Former spy worked with Spain to dismantle Russian mafia

© JohnArmagh via Wikimedia Commons.

Alexander Litvinenko, Highgate Cemetery, London, United Kingdom.

IN SIR Robert Owen’s report on the death of former KGB officer, Alexander Litvinenko, the spy’s cooperation with Spain’s Secret Services is detailed across a full chapter.

Since his death in November 2006, some of Mr Litvinenko’s family members became convinced that his murder was designed to prevent him from testifying against the Russian Mafia in Spain, and that such a testimonial would have linked the organised criminals to Vladimir Putin and other Kremlin officials.

Amid the mysterious circumstances surrounding Mr Litvinenko’s death, caused by polonium-210 in his tea,his link to Spain is viewed as an important piece of the puzzle. 

Four months before he died, Mr Litvinenko met with a group of Spanish police officers in a European capital city to discuss aspects of the Russian mafia’s operations in Spain.
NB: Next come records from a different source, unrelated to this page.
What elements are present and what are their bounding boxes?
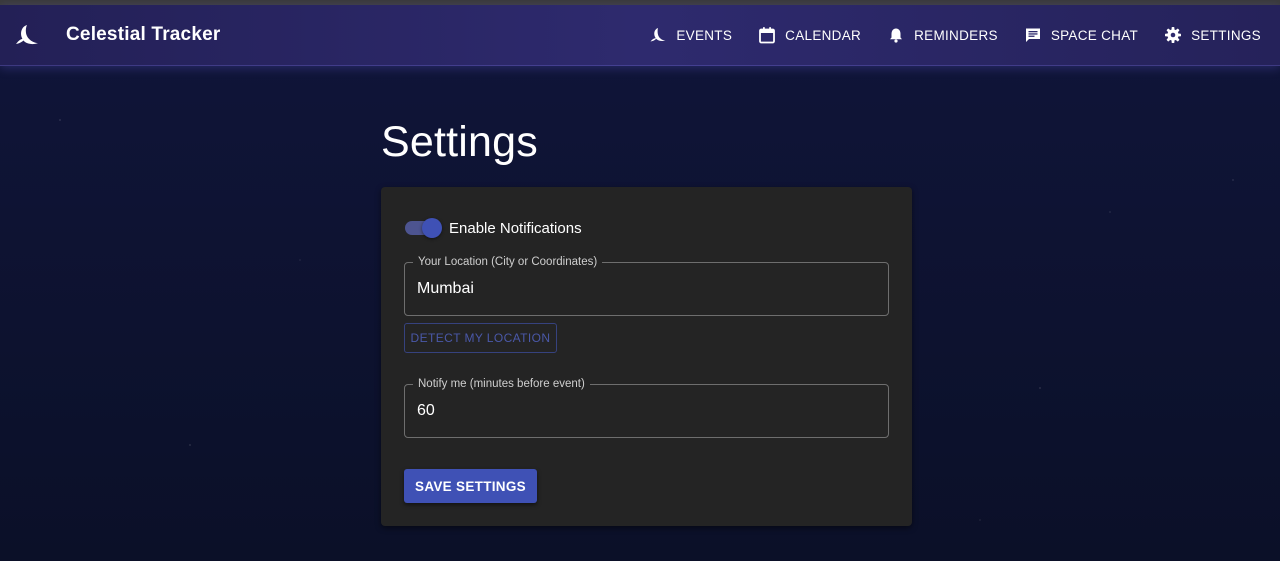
- notifications-label: Enable Notifications: [449, 219, 582, 237]
- page-title: Settings: [381, 118, 538, 166]
- app-title: Celestial Tracker: [66, 24, 221, 45]
- nav-settings-label: SETTINGS: [1191, 27, 1261, 43]
- nav-calendar-label: CALENDAR: [785, 27, 862, 43]
- moon-icon: [649, 26, 667, 44]
- nav-reminders-label: REMINDERS: [914, 27, 998, 43]
- notifications-toggle-row: Enable Notifications: [404, 218, 582, 238]
- save-settings-button[interactable]: SAVE SETTINGS: [404, 469, 537, 503]
- nav-reminders[interactable]: REMINDERS: [887, 26, 998, 44]
- detect-location-button[interactable]: DETECT MY LOCATION: [404, 323, 557, 353]
- gear-icon: [1164, 26, 1182, 44]
- app-bar: Celestial Tracker EVENTS CALENDAR REMIND…: [0, 5, 1280, 66]
- calendar-icon: [758, 26, 776, 44]
- location-field-label: Your Location (City or Coordinates): [413, 255, 603, 269]
- nav-space-chat[interactable]: SPACE CHAT: [1024, 26, 1138, 44]
- bell-icon: [887, 26, 905, 44]
- notify-minutes-input[interactable]: [417, 400, 872, 422]
- location-input[interactable]: [417, 278, 872, 300]
- nav-calendar[interactable]: CALENDAR: [758, 26, 861, 44]
- nav-space-chat-label: SPACE CHAT: [1050, 27, 1139, 43]
- notifications-switch[interactable]: [404, 218, 442, 238]
- nav-events[interactable]: EVENTS: [649, 26, 732, 44]
- nav-events-label: EVENTS: [676, 27, 733, 43]
- switch-thumb: [422, 218, 442, 238]
- main-nav: EVENTS CALENDAR REMINDERS SPACE CHAT SET…: [623, 26, 1261, 44]
- location-field: Your Location (City or Coordinates): [404, 255, 889, 316]
- settings-card: Enable Notifications Your Location (City…: [381, 187, 912, 526]
- notify-minutes-field: Notify me (minutes before event): [404, 377, 889, 438]
- brand[interactable]: Celestial Tracker: [14, 22, 220, 48]
- chat-icon: [1024, 26, 1042, 44]
- nav-settings[interactable]: SETTINGS: [1164, 26, 1261, 44]
- notify-minutes-label: Notify me (minutes before event): [413, 377, 590, 391]
- moon-icon: [14, 22, 40, 48]
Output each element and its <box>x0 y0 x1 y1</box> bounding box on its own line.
Some witnesses, including Litvinenko’s wife, claim he joined Spain’s secret service as early as 2004 and journeyed to the country several times. 

But despite agreeing to help the Spanish authorities, Mr Litvinenko is said to have feared for his life, telling them that “The FSB (Russia’s secret service) and Putin will not stop until they do away with me.” 

A top security operation to protect the informant was then set up by the Spanish Police.  

During his conversations with investigators, Mr Litvinenko revealed how Russian Secret Service agents “tortured and assassinated” people in Chechnya and other places, even by burying them alive. His confessions also included intelligence about the trafficking of heroin from Afghanistan, which he alleged was also linked to the FSB. 

A further revelation passed to Spanish police detailed Mr Litvinenko’s FSB-given orders to assassinate his former boss Boris Berezovsky while working as the late oligarch’s head of security, adding that he had refused his superiors orders to do so. 

In what might yet prove to have been the tipping point for those murky figures behind Mr Litvinenko’s poisoning, Spanish magistrate Fernando Andreu had called him to testify as a protected witness at a November 6 hearing.

Mr Litvinenko fell ill and was hospitalized on November 1, never recovering from ingesting the highly toxic and radioactive polonium. 

In the final hours of his life, Mr Litvinenko is said to have told friends that Spain was “the only country in condition to fight against the Russian Mafia.”